Successful Slow Food Dinner at Skidmore

On December 4th, Slow Food Saratoga, in partnership with Sustainable Skidmore, the Environmental Studies Program, and Skidmore College Dining Services, hosted a Slow Food dinner in the Murray Aikins Dining Hall. The event was organized by Skidmore College student Karin Obaid ’13 as part of an internship between Sustainable Skidmore, the Environmental Studies Program (faculty sponsor Monica Raveret Richter), and Slow Food Saratoga (Arielle Landsberg).

The dinner menu featured local and seasonal foods from many farms in the Saratoga Springs region, including Kilpatrick Family Farm, Argyle Cheese Farmer, Denison Farm, and Battenkill Valley Creamery, to name a few.

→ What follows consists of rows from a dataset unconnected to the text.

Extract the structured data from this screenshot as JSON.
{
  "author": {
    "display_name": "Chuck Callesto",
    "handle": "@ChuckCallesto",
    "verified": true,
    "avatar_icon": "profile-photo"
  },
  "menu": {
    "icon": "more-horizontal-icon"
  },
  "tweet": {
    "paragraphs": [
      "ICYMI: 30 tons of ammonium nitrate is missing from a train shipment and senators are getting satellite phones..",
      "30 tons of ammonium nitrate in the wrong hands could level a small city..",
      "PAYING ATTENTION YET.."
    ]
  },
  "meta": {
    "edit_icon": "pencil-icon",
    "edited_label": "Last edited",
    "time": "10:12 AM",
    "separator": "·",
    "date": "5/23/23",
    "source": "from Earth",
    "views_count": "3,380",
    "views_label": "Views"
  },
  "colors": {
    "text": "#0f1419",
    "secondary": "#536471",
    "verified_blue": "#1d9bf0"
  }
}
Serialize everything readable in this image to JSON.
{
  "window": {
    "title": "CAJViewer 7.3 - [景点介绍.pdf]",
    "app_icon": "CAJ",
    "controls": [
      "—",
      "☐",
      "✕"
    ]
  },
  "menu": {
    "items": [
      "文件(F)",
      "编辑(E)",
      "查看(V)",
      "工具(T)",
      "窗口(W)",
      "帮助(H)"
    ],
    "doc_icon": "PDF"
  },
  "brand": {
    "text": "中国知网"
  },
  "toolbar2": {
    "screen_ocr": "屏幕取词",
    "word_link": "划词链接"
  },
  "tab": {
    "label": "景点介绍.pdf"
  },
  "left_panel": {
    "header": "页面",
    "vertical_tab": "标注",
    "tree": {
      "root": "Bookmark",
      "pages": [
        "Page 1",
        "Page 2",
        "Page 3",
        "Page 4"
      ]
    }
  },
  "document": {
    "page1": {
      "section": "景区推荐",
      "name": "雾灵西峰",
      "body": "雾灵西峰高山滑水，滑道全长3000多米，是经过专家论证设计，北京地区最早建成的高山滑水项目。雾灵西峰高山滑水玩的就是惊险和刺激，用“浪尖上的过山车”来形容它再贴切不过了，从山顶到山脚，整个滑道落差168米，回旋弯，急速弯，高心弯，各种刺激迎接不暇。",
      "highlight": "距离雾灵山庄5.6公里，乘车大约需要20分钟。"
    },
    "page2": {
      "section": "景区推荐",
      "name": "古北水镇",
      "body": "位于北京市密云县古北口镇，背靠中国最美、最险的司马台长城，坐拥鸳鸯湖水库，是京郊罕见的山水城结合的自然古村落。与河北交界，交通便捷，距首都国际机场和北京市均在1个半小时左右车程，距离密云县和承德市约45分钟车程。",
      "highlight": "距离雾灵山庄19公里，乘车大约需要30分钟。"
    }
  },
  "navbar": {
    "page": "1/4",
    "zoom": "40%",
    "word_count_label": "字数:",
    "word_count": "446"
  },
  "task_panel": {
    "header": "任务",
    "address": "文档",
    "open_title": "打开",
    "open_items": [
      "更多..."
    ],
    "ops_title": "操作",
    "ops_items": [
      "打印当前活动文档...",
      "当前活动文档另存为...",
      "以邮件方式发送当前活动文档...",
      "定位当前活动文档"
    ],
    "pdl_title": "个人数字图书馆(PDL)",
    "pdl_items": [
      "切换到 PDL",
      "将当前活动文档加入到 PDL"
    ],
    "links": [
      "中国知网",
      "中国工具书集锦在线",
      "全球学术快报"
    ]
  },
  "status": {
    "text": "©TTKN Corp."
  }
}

Some items on the menu, which was developed by Executive Chef Jim Rose of Skidmore Dining Services, included a local mixed green salad, homemade cavatelli pasta with roasted butternut squash, shitake mushrooms and roasted garlic sage pesto, a root vegetable gratin, and baked apple with Skidmore granola and maple cream anglaise.

Part of the evening included honoring members of our community who contribute to the conversation and the work related to sustainable and local foods.  These guests of honor included Gordon Sacks from 9 Miles East Farm, Justine & Brian Denison from Denison Farm, Suzanne Carreker Voigt from the Saratoga Farmers Market, Michael Kilpatrick from Kilpatrick Family Farm, Jim Rose Executive Chef of Skidmore Dining Services, Mark Miller Director of Skidmore Dining Services, David Porter of Homestead Artisans Farm, Michelle Owens local author and gardener, Kevin Jablonski and Karen Christensen of MacBrook Farm.

The dinner was a huge success, bringing together local food lovers, farmers, chefs, and Skidmore students to celebrate community and their relationship to food.

“It’s so important to bring people who are involved in food together to talk face-to-face, to see everyone together, meet new people and hear different perspectives and ideas” said Arielle Landsberg, President of Slow Food Saratoga Region.

The room was full of energetic community members with various backgrounds and experiences, and conversations flowed freely throughout the night. Guests engaged in conversations about our current food system, shared stories and ideas about improving our food independence, and built new relationships with one another. “We would like to use this as a model for future events, because it keeps the dialogue going and I think we gain strength and inspiration to create change from one another” said Landsberg.